INTRODUCTION: Therapeutic effects of repetitive transcranial magnetic stimulation (rTMS) on motor recovery of Parkinson's disease (PD) have been reported; however, the protocols of these studies varied greatly. The aim of this meta-analysis was to evaluate the optimal rTMS parameters for motor recovery of PD. METHODS: Electronic databases were searched for studies investigating the therapeutic effects of rTMS on motor function in patients with PD. The section III of the Unified Parkinson's Disease Rating Scale (UPDRS) was extracted as the primary outcome, and the standardized mean difference (SMD) with 95% confidence interval (CI) was calculated. RESULTS: Twenty-three studies with a total of 646 participants were included.
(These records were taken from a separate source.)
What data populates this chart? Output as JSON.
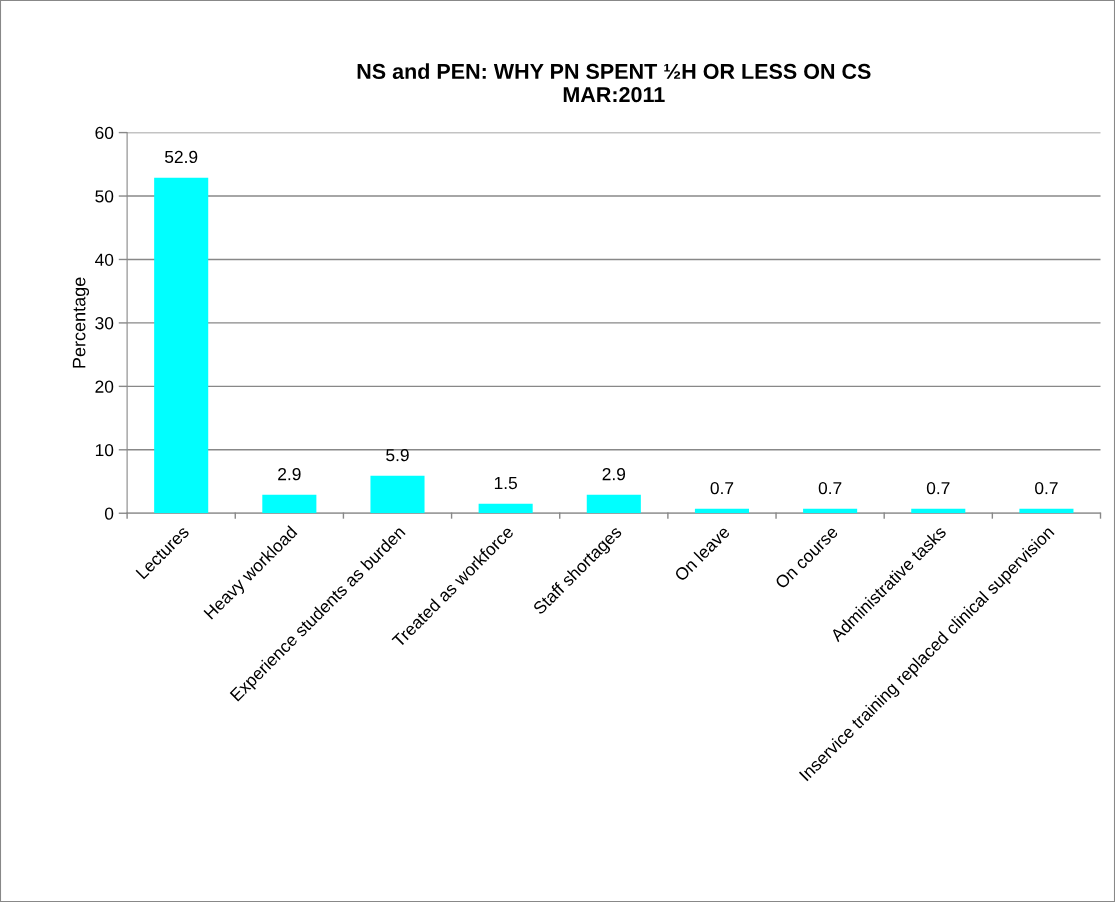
{
  "chart_data": {
    "type": "bar",
    "title": "NS and PEN: WHY PN SPENT ½H OR LESS ON CS\nMAR:2011",
    "ylabel": "Percentage",
    "categories": [
      "Lectures",
      "Heavy workload",
      "Experience students as burden",
      "Treated as workforce",
      "Staff shortages",
      "On leave",
      "On course",
      "Administrative tasks",
      "Inservice training replaced clinical supervision"
    ],
    "values": [
      52.9,
      2.9,
      5.9,
      1.5,
      2.9,
      0.7,
      0.7,
      0.7,
      0.7
    ],
    "color": "#00ffff",
    "ylim": [
      0,
      60
    ],
    "yticks": [
      0,
      10,
      20,
      30,
      40,
      50,
      60
    ],
    "grid": "y",
    "data_labels": true,
    "legend": false
  }
}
The pooled estimates of rTMS revealed significant short-term (SMD, 0.37; p < 0.00001) and long-term (SMD, 0.39; p = 0.005) effects on motor function improvement of PD. Subgroup analysis observed that high-frequency rTMS (HF-rTMS) was significant in improving motor function (SMD, 0.48; p < 0.00001), but low-frequency rTMS (LF-rTMS) was not. In particular, when HF-rTMS targeted over the primary motor cortex (M1), in which the bilateral M1 revealed a larger effect size than unilateral M1. Compared to single-session, multi-session of HF-rTMS over the M1 showed significant effect size. In addition, HF-rTMS over the M1 with a total of 18,000-20,000 stimulation pulses yielded more significant effects (SMD, 0.97; p = 0.01) than other dosages. CONCLUSIONS: In conclusion, multi-session of HF-rTMS over the M1 (especially bilateral M1) with a total of 18,000-20,000 pulses appears to be the optimal parameters for motor improvement of PD.
介绍:重复经颅磁刺激(rTMS)对帕金森病(PD)运动功能恢复的治疗效果已有报道,但这些研究的方案差异很大。本荟萃分析旨在评估 rTMS 治疗 PD 运动功能恢复的最佳参数。
方法:电子数据库检索了研究 rTMS 对 PD 患者运动功能治疗效果的研究。提取统一帕金森病评定量表(UPDRS)第 III 部分作为主要结局,计算标准化均数差(SMD)及其 95%置信区间(CI)。
结果:共纳入 23 项研究,总计 646 名参与者。rTMS 的汇总估计显示,短期(SMD,0.37;p<0.00001)和长期(SMD,0.39;p=0.005)均对 PD 运动功能改善有显著效果。亚组分析发现高频 rTMS(HF-rTMS)对改善运动功能(SMD,0.48;p<0.00001)有显著作用,而低频 rTMS(LF-rTMS)则无显著作用。具体来说,当 HF-rTMS 靶向初级运动皮层(M1)时,双侧 M1 的效果比单侧 M1 更大。与单次治疗相比,M1 上的多次 HF-rTMS 治疗具有更大的效果。此外,M1 上的 18000-20000 次 HF-rTMS 总刺激脉冲数产生的效果更显著(SMD,0.97;p=0.01)。
结论:总之,M1 上多次(特别是双侧 M1)HF-rTMS 治疗,总刺激脉冲数为 18000-20000 次,似乎是 PD 运动功能改善的最佳参数。